Yabancı yatırımcı hukuk mu istiyor?
TCMB’nin rezervlerindeki iyileşme ile yeni dönem ekonomi politikaları hedeflenen neticeleri seçim sonrası hızlıca vermeye başladı. Enflasyonda düşüş ise biraz geriden gelse de enflasyon beklentileri geriledi.
TCMB cephesinde durum nasıl?
Öncelikle kısaca rezervlerdeki duruma değinelim. Gelinen nokta itibariyle seçimlerin bittiği Nisan ayından bu yana rezervlerde 50 milyar doların üzerinde bir artış gerçekleşti. Muhtemelen Temmuz ortasına kadarki bir süreçte pozitif rezerv alanına varmış olacağız.
Rezervlerin pozitif alana gelmiş olması haliyle kısa vadeli ödemeler dengesi şoklarına karşı direncimizin artmasına sebep olacağından CDS denilen ülke risk primimizin de düşmesine sebep olacaktır.
CDS maliyet düşürür mü?
CDS’in düşmesi demek ülkenin ödeyeceği faiz yükünün azalması demektir. Aynı anda kredi notlarının yükselmesi demek; kaldı ki son üç ayda artışlar ardı ardına geldi.
Yabancı yatırımlar ve hukuk meselesi nasıl işledi?
Şimdi burada sormadan edemeyeceğim;
Ülkede hukuk, adalet yoksa gelmez denilen yabancı para nasıl oldu da geldi? Bir yıl evvel hukuk yoktu, şimdi var mı oldu?
Bu teze anti tez ülkeler (Örn; Çin) var olmasına karşın hep söylenen bu iddia akılcı ancak pratikte tamamen geçerli değil.
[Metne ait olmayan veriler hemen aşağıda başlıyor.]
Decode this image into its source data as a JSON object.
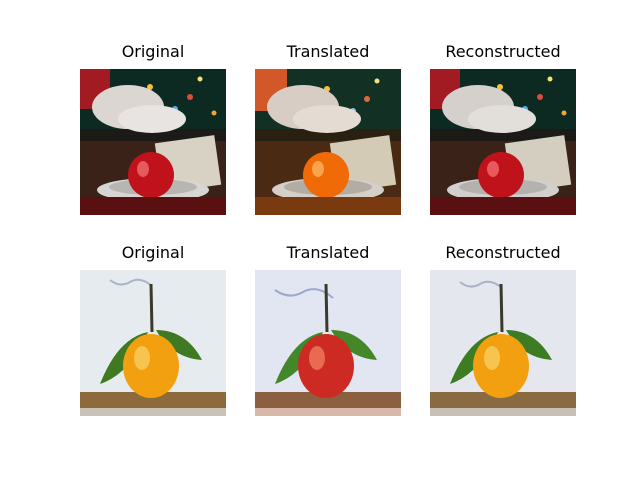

Zira para getiri arar, nerede bulursa oraya gider. Şu an Türkiye’de getiri yükseldi ve evet döviz girişi arttı.
Meseleyi yok efendim Türkiye yüzünü Batı’ya döndü, aday ülkelere NATO’ya giriş için vize verdi ondan böyle diyen bir kesim var; aman siz onlardan olmayın.
Zira tüm dünyada mesele; paranın getiri araması, başka bir şey değil. Bugün Ukrayna nedeniyle arası bozuk olan AB’nin bile şirketleri yasakları delip Rusya ile iş yapıyor, sebebi ne; para…
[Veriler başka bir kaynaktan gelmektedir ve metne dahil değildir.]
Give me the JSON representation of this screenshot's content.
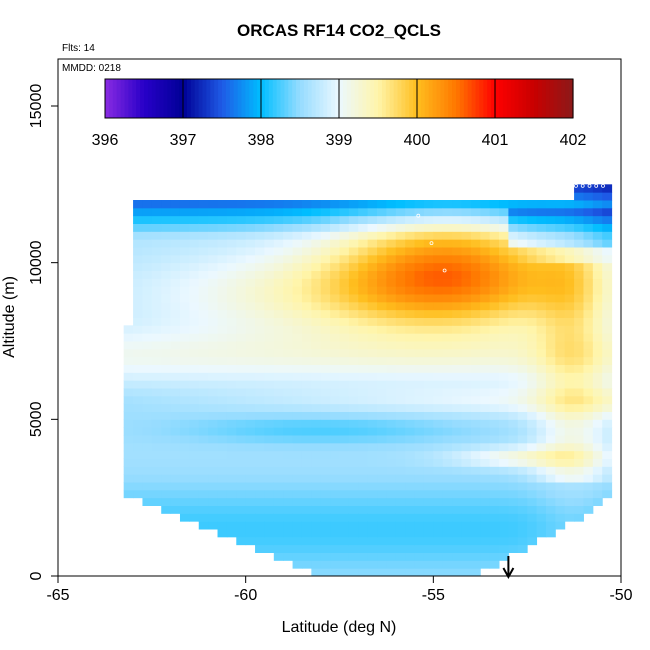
{
  "chart_data": {
    "type": "heatmap",
    "title": "ORCAS RF14 CO2_QCLS",
    "xlabel": "Latitude (deg N)",
    "ylabel": "Altitude (m)",
    "xlim": [
      -65,
      -50
    ],
    "ylim": [
      0,
      16500
    ],
    "x_ticks": [
      -65,
      -60,
      -55,
      -50
    ],
    "y_ticks": [
      0,
      5000,
      10000,
      15000
    ],
    "flights_note": "Flts: 14",
    "date_note": "MMDD: 0218",
    "colorbar": {
      "range": [
        396,
        402
      ],
      "ticks": [
        396,
        397,
        398,
        399,
        400,
        401,
        402
      ]
    },
    "legend_position": "top-inside",
    "grid": false,
    "arrow_marker_lat": -53,
    "colors": {
      "low": "#8b00ff",
      "mid_low": "#1e90ff",
      "neutral": "#ffffe0",
      "mid_high": "#ffc000",
      "high": "#8b1a1a"
    }
  }
}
Aynı şekilde otomobil kıtlığı yoktur, esnaf dolandırıcı değildir, mesele parayı park edecek alanların yok edilmesidir yani paranın doğru fiyatlanmamasıdır. Paranın enflasyona karşı erimesi durursa reel piyasa kendiliğinden düzelir. Nitekim düzeldi.
Şunları ekleyelim; bir malda tekel veya oligopolleşme vardır o ayrı. Ancak iki ay evvel olmayan şey bir anda oluvermez. Nitekim bizde de sorun bu değildi.
Diğer konu, elbette daha iyi bir hukuk her zaman istenir ve zengin olunsa bile refah adalet ile sağlanır. Ama yabancı sermaye ülkede yaşayanların hukukuna değil kendi varlığının korunması konusundaki hukuka bakar!
Şimdi mesele şu; ifrat ile tefrit arasında gidip gelmeyelim. Mutedil akıl ile enflasyona münasip faizler ile yola devam edelim.
Mutedil akıl temel gerek…
Bundan şunu çıkarmayın sakın; faizler düşmeli. Benim demem şu ki, enflasyona negatif yön verecek, tüketimi dengeleyecek faiz oranını şu an değil her zaman yakalamamız gereğidir.
Bir diğer konu, yakın zamanda ülkemizin gri listeden çıkışı gerçekleşirse pozitif bir süreç bu vesileyle gerçekleşecektir.
Gri listeden çıkmanın çok yönlü faydaları olacaktır, bu muhakkak. Zira ülkemizin adı sanı belli olmayan kara para aklama ülkeleri ile yan yana konması finansal yatırımcının ötesinde doğrudan yatırımcının algısını negatif etkileyecek unsurlar barındırmaktadır. Çünkü doğrudan yatırımlar finansal yatırımlar gibi likit değildir. Kısa vadeli perspektife bakıp gelmezler. Hele ki “Greenfield” denilen sıfırdan yatırımların adresi olmak istiyorsak gri listeden çıkmak önemli avantajları beraberinde getirecektir.